Phase Two: Create and Test your Action Files

You can create your agent and your action files in either order. You'll create your action files next here because it's convenient to have your action-file names when you define your agent.

  1. You can use three styles of notification (email, SNMP trap, syslog) in your action files. Each requires some setup before the corresponding CLI command will succeed. If you chose any notification to be included in an action file, attend to the required setup, as follows:


  2. If your plan calls for a red action, you must create the action file that will be executed automatically when your red threshold is crossed.

    In addition, you can consult Create a Command File, Action Files Overview, and PacketWise CLI commands for extra information you might need to create your action file.

    For our example, you would do the following:
    • Using the Info tab's File Browser, navigate to 9.258/Agent/Cmd.
    • Click new cmd file and enter a name in the File Name field: RedSAP.
    • Enter your script in the Contents area of the Command File Editor. It would look like this:
      #Title: Monitor Sap's performance. Boost partition sizes when poor.
      send email <YourEmailAddress> "SAP Performance Dropped" "Performance for $class-id dropped to $me-value"
      partition apply inbound/sap 30% none
      partition apply outbound/sap 30% none


  3. If your plan calls for a green action, create the action file that will be executed automatically when your green threshold is crossed (from a yellow or red status).

    Consult Create a Command File, Action Files Overview, and PacketWise CLI commands for extra information you might need to create your action file.

    For our example, you would not create a green action file.

  4. Test your action files with the run button, as described in Create a Command File, supplying sample values for any $variables you used in your script of CLI commands. PacketWise automatically prompts you for sample values and, once entered, displays the output in the results area of the page.

  5. Note the names and spellings of your two action files on your plan notes. You will need them later when editing your agent.

Phase Three: Add Your Agent

  1. Consulting your plan, add your agent.

    Select Link ME Variables, Partition ME Variables, or Class ME Variables for the agent template, according to your plan.
    Supply a name for your new agent that is descriptive of its purpose.
    Adjust the Evaulation Interval according to your plan.
    Enter the names of your red and green action files, if any.

    For our example, you would:
    Select Class ME Variables for the agent template.
    Enter Monitor SAP Performance for the agent's name.
    Change the Evaluation Interval to 5 minutes.
    Enter RedSAP.cmd for the red action file's name.

    Note: It can be prudent and less risky to first define and test your agent without the names of your action files (so that actions won't be automatically triggered before you are confident of your agent).

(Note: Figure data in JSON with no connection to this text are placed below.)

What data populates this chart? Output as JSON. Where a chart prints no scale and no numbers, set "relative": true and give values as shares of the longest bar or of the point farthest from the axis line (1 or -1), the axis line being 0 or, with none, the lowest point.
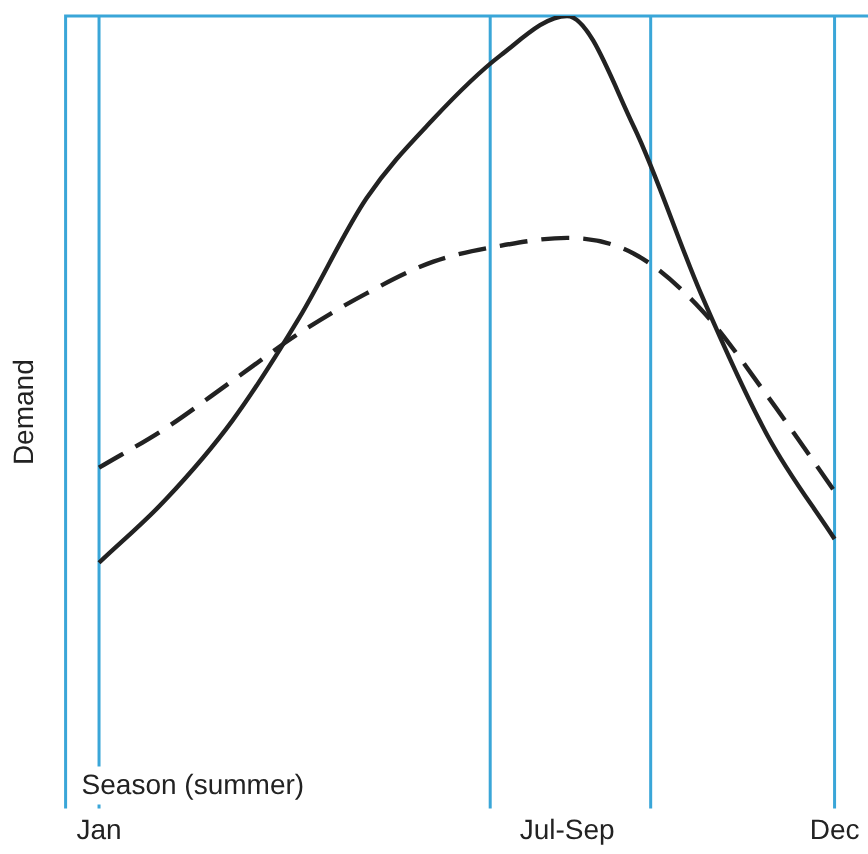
{
  "chart_data": {
    "type": "line",
    "relative": true,
    "ylabel": "Demand",
    "categories": [
      "Jan",
      null,
      null,
      null,
      null,
      null,
      null,
      "Jul-Sep",
      null,
      null,
      null,
      "Dec"
    ],
    "series": [
      {
        "color": "#222222",
        "line_style": "solid",
        "values": [
          0.31,
          0.39,
          0.49,
          0.62,
          0.77,
          0.87,
          0.95,
          1,
          0.86,
          0.65,
          0.47,
          0.34
        ]
      },
      {
        "color": "#222222",
        "line_style": "dashed",
        "values": [
          0.43,
          0.48,
          0.54,
          0.6,
          0.65,
          0.69,
          0.71,
          0.72,
          0.7,
          0.63,
          0.52,
          0.4
        ]
      }
    ],
    "ref_lines": [
      {
        "axis": "x",
        "value": "Jan",
        "color": "#3aa6d8"
      },
      {
        "axis": "x",
        "value": "Dec",
        "color": "#3aa6d8"
      }
    ],
    "annotations": [
      "Season (summer)"
    ],
    "legend": false,
    "grid": false
  }
}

Test your agent and your action files separately, then you can add the action file names to the agent later.

  2. Click OK and edit parms. The Edit Agent Entry window opens.

  3. Edit the agent with field values from your plan notes.

    Enter the red and green thresholds, the traffic class name you wish to monitor, the name of the PacketWise measurement variable you noted, and so on, for all the fields in the window and described in Edit an Agent.

    For our example, you would fill in the fields to look like the following:




  4. Save your new agent's definition.

  5. Check your agent's status occasionally and check its reports.